Blog Post

Beyond the Model: The 3 Pillars of AI Agents

Most teams building AI agents start by focusing on things like the model choice, the UI, or the deployment pipeline.

Those are important eventually, but often the real foundations of a production-grade agent get added late, or not at all.

I want to talk about the three core pillars of robust AI agents and the purpose-built tech that supports each one. Nail these, and you will have an agent that can truly scale and deliver.

Beyond the Model: The 3 Pillars of AI Agents

Pillar 1: Connect - MCP (Model Context Protocol)

Every serious AI agent will need to plug into external tools and data sources, including databases, APIs, search engines, messaging platforms, and more.

If you custom-code every new integration from scratch, it becomes brittle and hard to maintain. Things break whenever an API changes.

Model Context Protocol, or MCP, is an open standard that tackles this by giving your agent one unified way to connect to external services. Instead of writing bespoke connectors each time, your agent talks to an MCP server, and that server handles the tool-specific calls.

How it works

Query -> MCP client -> appropriate MCP server -> data is fetched -> agent responds

In short, with MCP your agent only needs to speak one language to interact with everything.

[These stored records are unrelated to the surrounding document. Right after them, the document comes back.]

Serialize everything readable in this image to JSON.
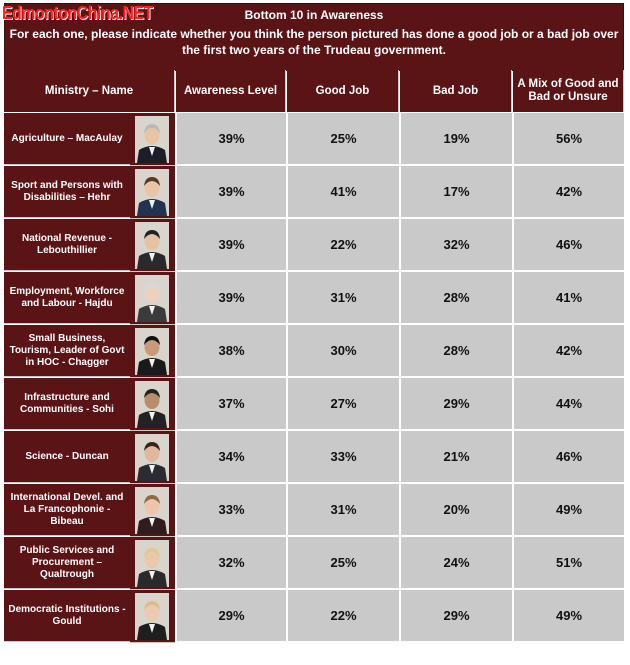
{
  "watermark": "EdmontonChina.NET",
  "chart_data": {
    "type": "table",
    "title": "Bottom 10 in Awareness",
    "subtitle": "For each one, please indicate whether you think the person pictured has done a good job or a bad job over the first two years of the Trudeau government.",
    "columns": [
      "Ministry – Name",
      "Awareness Level",
      "Good Job",
      "Bad Job",
      "A Mix of Good and Bad or Unsure"
    ],
    "rows": [
      {
        "ministry": "Agriculture – MacAulay",
        "awareness": "39%",
        "good": "25%",
        "bad": "19%",
        "mix": "56%"
      },
      {
        "ministry": "Sport and Persons with Disabilities – Hehr",
        "awareness": "39%",
        "good": "41%",
        "bad": "17%",
        "mix": "42%"
      },
      {
        "ministry": "National Revenue - Lebouthillier",
        "awareness": "39%",
        "good": "22%",
        "bad": "32%",
        "mix": "46%"
      },
      {
        "ministry": "Employment, Workforce and Labour - Hajdu",
        "awareness": "39%",
        "good": "31%",
        "bad": "28%",
        "mix": "41%"
      },
      {
        "ministry": "Small Business, Tourism, Leader of Govt in HOC - Chagger",
        "awareness": "38%",
        "good": "30%",
        "bad": "28%",
        "mix": "42%"
      },
      {
        "ministry": "Infrastructure and Communities - Sohi",
        "awareness": "37%",
        "good": "27%",
        "bad": "29%",
        "mix": "44%"
      },
      {
        "ministry": "Science - Duncan",
        "awareness": "34%",
        "good": "33%",
        "bad": "21%",
        "mix": "46%"
      },
      {
        "ministry": "International Devel. and La Francophonie - Bibeau",
        "awareness": "33%",
        "good": "31%",
        "bad": "20%",
        "mix": "49%"
      },
      {
        "ministry": "Public Services and Procurement – Qualtrough",
        "awareness": "32%",
        "good": "25%",
        "bad": "24%",
        "mix": "51%"
      },
      {
        "ministry": "Democratic Institutions - Gould",
        "awareness": "29%",
        "good": "22%",
        "bad": "29%",
        "mix": "49%"
      }
    ]
  },
  "colors": {
    "header_bg": "#5b1416",
    "cell_bg": "#c9c9c9",
    "header_text": "#ffffff",
    "watermark": "#ff2020"
  }
}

Pillar 2: Know - RAG (Retrieval-Augmented Generation)

Out of the box, even the best LLM has knowledge limits. There is a cutoff to its training data, and it will not know anything about your latest internal documents or up-to-the-minute facts. Ask it anyway, and it may confidently make something up.

Retrieval-Augmented Generation, or RAG, fixes that by giving the agent real-time access to external knowledge before it answers. The agent retrieves relevant information first, then reasons with it.

In practice, you chunk your data, such as files or wiki pages, embed those chunks into vector search, and store them. When a query comes in, the agent finds the most relevant pieces and feeds them into the prompt alongside the question.

How it works

Query -> retrieve top relevant chunks -> LLM reads those chunks -> grounded answer

With RAG, your agent is answering with actual evidence from your data, drastically cutting down on guesswork and hallucination.

Pillar 3: Act Efficiently - Skills

If an agent can take actions, whether that means running code, calling an API, or manipulating a tool, it needs to do so efficiently.

Without a skill system, you would end up stuffing the same lengthy instructions into every prompt to enable those actions. That wastes tokens and time.

A modular skills approach introduces self-contained abilities or routines the agent can load only when needed. Instead of carrying an instruction for every possible tool all the time, the agent uses a skill manager to pull in the right skill, meaning a pre-defined prompt or action blueprint, on demand.

That means it will only invoke tools like Git, Docker, shell scripts, or Python when and if the task truly requires it.

How it works

Query -> LLM processes request -> skill manager fetches the needed skill -> specific tool or action is executed -> result returned to LLM -> agent outputs final answer

With a skills-based approach, your agent stays lean, focusing on general reasoning until a concrete action is required, then efficiently executing just that piece. No superfluous instructions. No repetitive overhead.

The big picture

  • MCP gives your agent a universal connector to integrate with anything.
  • RAG ensures your agent can find the knowledge it needs on the fly.
  • Skills make your agent execute tasks efficiently without bloating every prompt.

These are not nice-to-have extras. They form the foundation for any AI agent that is going to thrive in production.

As this space matures, we are seeing that agents built on these pillars are more scalable, accurate, and adaptable than those that are not.